Growing up, girls encounter an array of media messages about love and affection — what it looks like and what it means. Unfortunately, many of these messages aren’t very beneficial to youth development nor do they support the development of healthy relationships. You only have to look at some of our beloved sayings, songs, and scenarios to find some seemingly harmless yet potentially problematic definitions of “love.”
Madly/Crazy/Hopelessly in Love
Blinded by Love
You Complete Me
You are My Everything
Love Means Never Having to Say Your Sorry
My World Revolves Around You
I Can’t Live Without You
I’ll Never Let You Go
At Girls Inc., girls learn how to recognize healthy and unhealthy relationships.
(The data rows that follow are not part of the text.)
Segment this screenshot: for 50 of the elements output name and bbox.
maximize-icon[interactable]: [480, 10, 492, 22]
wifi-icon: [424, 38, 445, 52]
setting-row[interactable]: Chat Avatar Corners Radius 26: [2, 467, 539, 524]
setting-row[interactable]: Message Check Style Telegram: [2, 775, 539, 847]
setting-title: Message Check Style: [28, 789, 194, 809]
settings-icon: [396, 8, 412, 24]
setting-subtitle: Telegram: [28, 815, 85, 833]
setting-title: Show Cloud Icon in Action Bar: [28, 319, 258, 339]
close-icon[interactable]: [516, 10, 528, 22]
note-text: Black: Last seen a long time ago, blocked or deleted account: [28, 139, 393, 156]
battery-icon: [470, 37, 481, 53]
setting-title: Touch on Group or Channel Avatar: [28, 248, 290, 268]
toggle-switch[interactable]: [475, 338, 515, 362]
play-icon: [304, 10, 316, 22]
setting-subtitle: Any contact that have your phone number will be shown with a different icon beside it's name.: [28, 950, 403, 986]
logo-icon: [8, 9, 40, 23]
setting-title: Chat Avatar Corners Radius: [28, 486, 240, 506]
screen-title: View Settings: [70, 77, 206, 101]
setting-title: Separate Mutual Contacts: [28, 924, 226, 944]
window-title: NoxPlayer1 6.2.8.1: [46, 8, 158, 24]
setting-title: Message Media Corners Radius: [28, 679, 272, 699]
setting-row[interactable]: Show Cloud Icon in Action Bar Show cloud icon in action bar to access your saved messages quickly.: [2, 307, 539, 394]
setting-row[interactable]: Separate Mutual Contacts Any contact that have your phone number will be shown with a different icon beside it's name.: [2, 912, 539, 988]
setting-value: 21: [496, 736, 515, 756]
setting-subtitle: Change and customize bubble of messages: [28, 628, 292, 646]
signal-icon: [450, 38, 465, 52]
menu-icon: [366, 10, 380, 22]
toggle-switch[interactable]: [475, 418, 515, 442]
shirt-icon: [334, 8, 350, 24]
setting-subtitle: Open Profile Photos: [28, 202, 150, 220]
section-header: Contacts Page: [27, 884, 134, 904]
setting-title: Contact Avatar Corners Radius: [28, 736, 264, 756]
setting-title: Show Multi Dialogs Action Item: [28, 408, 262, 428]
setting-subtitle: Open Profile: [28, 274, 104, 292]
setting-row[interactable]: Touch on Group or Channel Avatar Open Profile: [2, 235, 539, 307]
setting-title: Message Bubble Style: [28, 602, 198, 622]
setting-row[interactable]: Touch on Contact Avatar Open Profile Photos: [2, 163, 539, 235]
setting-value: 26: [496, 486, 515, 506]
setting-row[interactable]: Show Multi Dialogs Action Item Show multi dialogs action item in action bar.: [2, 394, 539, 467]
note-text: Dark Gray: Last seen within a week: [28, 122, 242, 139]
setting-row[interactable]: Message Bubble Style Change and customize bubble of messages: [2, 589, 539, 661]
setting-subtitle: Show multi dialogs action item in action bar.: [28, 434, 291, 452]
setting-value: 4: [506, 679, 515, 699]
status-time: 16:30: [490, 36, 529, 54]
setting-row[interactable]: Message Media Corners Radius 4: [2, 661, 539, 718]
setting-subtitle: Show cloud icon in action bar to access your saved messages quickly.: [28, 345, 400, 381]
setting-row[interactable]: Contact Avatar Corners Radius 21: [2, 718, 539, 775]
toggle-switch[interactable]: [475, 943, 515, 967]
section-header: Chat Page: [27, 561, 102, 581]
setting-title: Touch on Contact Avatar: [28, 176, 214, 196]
A healthy relationship is one in which you are respected and valued, feel comfortable expressing and being yourself; where you have the freedom to decide your boundaries, and where you feel safe and secure. The ability to understand what makes for a healthy relationship and to maintain such relationships is critical to every girl’s capacity to build her self-esteem and grow into her fullest potential.
The fact is, the media messages girls consume– whether from television, film, or marketing campaigns, have a profound impact on their social and emotional development. That’s why media literacy is a valuable skill that girls build at Girls Inc. Girls critically examine what they see and hear, decide the value and worth of the messages, and determine how they can make positives changes around them.
Girls need a community of support to grow up healthy and thrive. Talk to the girls in your life about love, respect, and healthy relationships. And be open to what they have to say. Ask them about the messages they receive, and point out harmful attitudes and unhealthy behaviors when you see them onscreen or online.
Together, we can empower girls to discover their own values and make informed decisions about their health, relationships, and futures.